Damon, at the other emotional extreme, keeps Shelby cool, calm and collected: absolutely necessary, in the face of idiotic directives from Beebe and The Deuce. Shelby has the stoicism of a poker player: a guy who understands the importance of the long game, and — unlike his hair-trigger friend — carefully chooses which bridges to die on.

Which is not to say that Shelby never yields to frustration; because Damon is so impassive most of the time, his rare explosions are quite dramatic.

Bernthal’s Iacocca also must tread carefully, lest he lose the ability to run interference for Shelby.

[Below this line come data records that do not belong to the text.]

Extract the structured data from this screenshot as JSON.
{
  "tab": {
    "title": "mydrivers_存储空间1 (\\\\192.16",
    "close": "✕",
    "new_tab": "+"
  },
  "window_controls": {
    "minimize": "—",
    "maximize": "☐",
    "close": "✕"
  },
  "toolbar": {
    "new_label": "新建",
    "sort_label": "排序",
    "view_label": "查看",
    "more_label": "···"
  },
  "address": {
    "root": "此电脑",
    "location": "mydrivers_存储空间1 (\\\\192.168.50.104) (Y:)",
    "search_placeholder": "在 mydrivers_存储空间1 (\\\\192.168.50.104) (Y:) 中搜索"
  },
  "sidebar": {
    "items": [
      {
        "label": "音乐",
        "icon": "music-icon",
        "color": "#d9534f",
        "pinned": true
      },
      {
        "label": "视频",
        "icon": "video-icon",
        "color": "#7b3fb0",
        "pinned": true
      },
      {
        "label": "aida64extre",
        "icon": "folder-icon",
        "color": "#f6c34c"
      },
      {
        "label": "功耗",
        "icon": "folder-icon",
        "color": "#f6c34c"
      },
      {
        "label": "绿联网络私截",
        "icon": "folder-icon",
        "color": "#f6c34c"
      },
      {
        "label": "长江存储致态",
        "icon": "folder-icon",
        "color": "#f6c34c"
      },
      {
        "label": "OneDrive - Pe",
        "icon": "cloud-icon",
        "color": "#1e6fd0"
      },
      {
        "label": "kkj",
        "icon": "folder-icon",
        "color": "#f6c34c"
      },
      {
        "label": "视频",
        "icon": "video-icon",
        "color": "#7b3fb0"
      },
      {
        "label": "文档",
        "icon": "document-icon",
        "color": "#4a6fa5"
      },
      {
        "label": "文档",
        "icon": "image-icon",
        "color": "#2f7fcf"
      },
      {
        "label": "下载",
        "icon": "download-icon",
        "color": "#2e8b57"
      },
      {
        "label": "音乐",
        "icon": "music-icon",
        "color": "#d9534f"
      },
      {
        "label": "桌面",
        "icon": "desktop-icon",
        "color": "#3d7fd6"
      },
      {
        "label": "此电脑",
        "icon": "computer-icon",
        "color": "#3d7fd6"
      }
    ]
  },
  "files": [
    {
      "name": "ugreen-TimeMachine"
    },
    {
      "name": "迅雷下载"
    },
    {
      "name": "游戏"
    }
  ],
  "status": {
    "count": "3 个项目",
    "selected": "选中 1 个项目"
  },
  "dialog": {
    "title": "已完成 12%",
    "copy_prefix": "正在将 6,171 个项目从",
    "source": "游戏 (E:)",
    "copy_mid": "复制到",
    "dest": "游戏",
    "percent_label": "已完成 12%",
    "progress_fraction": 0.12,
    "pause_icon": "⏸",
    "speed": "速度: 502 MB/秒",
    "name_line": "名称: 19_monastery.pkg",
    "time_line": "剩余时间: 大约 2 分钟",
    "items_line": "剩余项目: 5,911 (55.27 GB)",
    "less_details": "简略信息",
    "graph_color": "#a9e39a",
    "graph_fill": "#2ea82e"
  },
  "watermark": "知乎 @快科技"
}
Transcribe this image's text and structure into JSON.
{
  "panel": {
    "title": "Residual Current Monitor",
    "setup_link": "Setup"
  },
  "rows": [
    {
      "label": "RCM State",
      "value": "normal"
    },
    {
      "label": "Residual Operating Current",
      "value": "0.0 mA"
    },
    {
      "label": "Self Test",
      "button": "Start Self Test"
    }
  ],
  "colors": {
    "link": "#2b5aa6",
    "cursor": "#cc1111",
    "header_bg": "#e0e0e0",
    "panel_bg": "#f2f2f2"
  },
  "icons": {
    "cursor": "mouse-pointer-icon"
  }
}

There’s no question — we see this in Bernthal’s calculated gaze — that, given the authority to do so, he’d not bother Shelby a jot. We see the future Chrysler CEO in Bernthal’s stance and self-assurance, but at this point in Iacocca’s career, he’s not yet powerful enough to call the shots. 

Lucas plays Beebe as a smug bastard who never misses an opportunity to impede our heroes: a portrait so damning, I won’t be surprised if his heirs scream defamation of character. Lucas makes a terrific villain: the epitome of the boss from hell, who wants to leave footprints while claiming credit for the efforts of far more talented subordinates.

Ray McKinnon also stands out as Phil Remington — affectionately known as “Doc” — Shelby’s chief engineer. McKinnon makes him a pragmatic peacemaker: one who calms troubled waters, or offers practical, old-school alternatives to some of the Ford engineers’ sillier suggestions.

Aside from (it seems) turning Beebe into such a vengeful creep, the scripters don’t need to embellish any of this saga’s key details; the unvarnished truth is fascinating in its own right, with frankly unbelievable hiccups, hitches, successes, failures and petty betrayals.

This film demands to be seen on as large a screen as possible, with surround sound to further enhance the “you are there” verisimilitude that Mangold so frequently delivers. Ford V Ferrari is a rush, and it’s guaranteed to prompt after-the-fact investigation, to suss out more of the history behind this iconic showdown.